Galt felt a twinge of guilt at the damage he had inflicted, however temporary, upon these men of the Central Intelligence Agency. He said to Tuttle, "You did tell me not to go easy."

"And you didn't. Damn. You're a one-man tornado. I don't think my boys are likely to forget what they've learned here today. But if you'd care to stick around for a debriefing and analysis-"

"Thanks, General, but I think your boys may have had enough of me for one day. And just between you and me, I'm not supposed to be here. I'm playing hooky."

"What?" Tuttle bellowed a hearty laugh and shook his head. "You haven't lost your balls either, have you, son? As a matter of fact, you did fail to mention that you'd be AWOL for this little exercise. In that case, I suggest you haul your ass back to sixteen hundred Pennsylvania Avenue ASAP before you land us both in a sling. And, uh, thanks again, Trev, for teaching my guys just how much they still have to learn."

Galt chuckled ruefully, running his fingers through his wet thatch of hair, and-even armed, even in a dripping combat wetsuit-he gave the impression of a big, amiable bear. "I was testing myself too. I'm afraid I'm getting rusty, sitting behind a desk."

"Not you, son. You'll never lose your edge."

"Hope not. Be seeing you, General. And thanks."
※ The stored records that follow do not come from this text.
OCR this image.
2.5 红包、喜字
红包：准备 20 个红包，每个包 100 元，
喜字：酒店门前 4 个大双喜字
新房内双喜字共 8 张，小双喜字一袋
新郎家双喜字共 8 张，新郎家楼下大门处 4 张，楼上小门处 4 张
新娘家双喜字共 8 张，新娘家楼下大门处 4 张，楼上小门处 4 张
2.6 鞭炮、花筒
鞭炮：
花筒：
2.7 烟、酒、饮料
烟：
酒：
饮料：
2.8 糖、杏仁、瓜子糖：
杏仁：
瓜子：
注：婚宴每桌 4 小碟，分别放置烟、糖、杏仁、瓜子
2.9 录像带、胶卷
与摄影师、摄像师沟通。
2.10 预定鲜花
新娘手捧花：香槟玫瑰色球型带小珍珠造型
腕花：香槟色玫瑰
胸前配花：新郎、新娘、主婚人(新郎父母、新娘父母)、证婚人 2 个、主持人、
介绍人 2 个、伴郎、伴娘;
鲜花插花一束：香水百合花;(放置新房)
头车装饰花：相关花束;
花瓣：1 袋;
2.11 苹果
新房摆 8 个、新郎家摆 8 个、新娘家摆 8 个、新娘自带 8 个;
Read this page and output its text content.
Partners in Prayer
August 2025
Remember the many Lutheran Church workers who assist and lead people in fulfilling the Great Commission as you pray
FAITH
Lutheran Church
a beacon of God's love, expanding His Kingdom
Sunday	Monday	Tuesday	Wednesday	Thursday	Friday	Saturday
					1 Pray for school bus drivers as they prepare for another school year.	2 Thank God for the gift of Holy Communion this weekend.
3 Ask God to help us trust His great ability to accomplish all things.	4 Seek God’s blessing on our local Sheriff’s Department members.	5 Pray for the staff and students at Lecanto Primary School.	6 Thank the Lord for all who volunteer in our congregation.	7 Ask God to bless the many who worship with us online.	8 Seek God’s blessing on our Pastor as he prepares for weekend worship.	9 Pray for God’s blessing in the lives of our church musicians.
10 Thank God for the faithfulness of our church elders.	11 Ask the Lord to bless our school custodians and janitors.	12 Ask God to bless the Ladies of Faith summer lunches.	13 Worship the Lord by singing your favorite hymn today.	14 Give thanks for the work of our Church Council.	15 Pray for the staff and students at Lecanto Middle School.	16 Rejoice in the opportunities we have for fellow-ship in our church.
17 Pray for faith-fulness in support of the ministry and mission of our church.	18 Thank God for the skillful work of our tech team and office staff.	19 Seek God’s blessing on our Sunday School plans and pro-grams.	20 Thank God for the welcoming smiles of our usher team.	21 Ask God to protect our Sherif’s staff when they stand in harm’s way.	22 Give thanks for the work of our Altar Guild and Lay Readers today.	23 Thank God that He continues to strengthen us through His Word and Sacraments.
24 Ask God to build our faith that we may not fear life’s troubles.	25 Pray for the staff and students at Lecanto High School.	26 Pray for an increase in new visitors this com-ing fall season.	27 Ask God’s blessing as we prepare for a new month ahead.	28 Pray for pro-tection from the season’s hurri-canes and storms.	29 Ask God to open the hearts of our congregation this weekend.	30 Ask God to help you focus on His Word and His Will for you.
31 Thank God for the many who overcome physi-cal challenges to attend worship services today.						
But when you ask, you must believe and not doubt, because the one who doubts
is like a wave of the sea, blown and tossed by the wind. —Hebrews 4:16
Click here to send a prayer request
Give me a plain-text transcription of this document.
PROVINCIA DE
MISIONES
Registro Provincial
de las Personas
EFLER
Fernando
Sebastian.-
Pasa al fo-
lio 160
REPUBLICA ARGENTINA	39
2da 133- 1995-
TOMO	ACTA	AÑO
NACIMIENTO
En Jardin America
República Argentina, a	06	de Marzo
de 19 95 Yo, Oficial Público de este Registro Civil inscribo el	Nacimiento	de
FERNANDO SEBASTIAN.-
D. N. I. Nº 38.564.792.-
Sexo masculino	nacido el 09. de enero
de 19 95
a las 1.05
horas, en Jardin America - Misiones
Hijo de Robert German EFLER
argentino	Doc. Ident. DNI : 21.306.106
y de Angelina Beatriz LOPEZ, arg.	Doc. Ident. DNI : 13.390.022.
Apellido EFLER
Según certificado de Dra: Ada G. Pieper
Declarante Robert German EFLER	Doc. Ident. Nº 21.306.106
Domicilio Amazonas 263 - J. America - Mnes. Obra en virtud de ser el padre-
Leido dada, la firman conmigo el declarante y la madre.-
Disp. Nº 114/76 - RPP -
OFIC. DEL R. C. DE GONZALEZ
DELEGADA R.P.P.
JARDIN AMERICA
Tuttle watched the best damn field agent and covert ops specialist he'd ever known exit though a separate doorway.

He thought, a military man with the training, experience and sixth sense of a born spy… It rankled him no end that such a man should be yanked from the field and assigned to the White House staff, even if Galt's job for the National Security Council-implementing and overseeing the administration's covert operations around the world-was a vital one. Galt's reputation was legendary across all ranks of the military and the U.S. espionage establishment, even though many of his assignments, certainly the ones Turtle had been responsible for handing him, had never seen the light of day. But what was known about Galt, to those in government service and to the general public as well, was impressive enough.

Trevor Galt III-sole surviving heir to the Galt Electronics fortune, fluent in six languages, with a master's in economics from Yale-had long ago renounced the monied comfort that was his birthright, choosing instead a life of personal challenge, sacrifice and commitment that could be found for him only in the service of his country. This had led to combat experience in Vietnam, Grenada, Panama and the Gulf, before being handed his own Army Ranger unit assigned to black ops, which was when Turtle had first encountered him. Turtle was seven months away from retirement. He'd been a desk jockey for twelve years and he still missed the action. He understood how being trapped in a basement office could fray the nerves of a man of action. The army had been Galt's home for most of his adult life. Now, still in his prime, Trev was faced with the prospect of shuffling papers for the rest of his career. Sure, Turtle understood. And he'd heard the rumors of Trev's drinking, though he also had it on good authority that the drinking in no way interfered with the performance of Galt's duties. And there was Trev's wife, Kate, one of the astronauts aboard the space shuttle Liberty. The media had made quite a deal about Kate Daniels.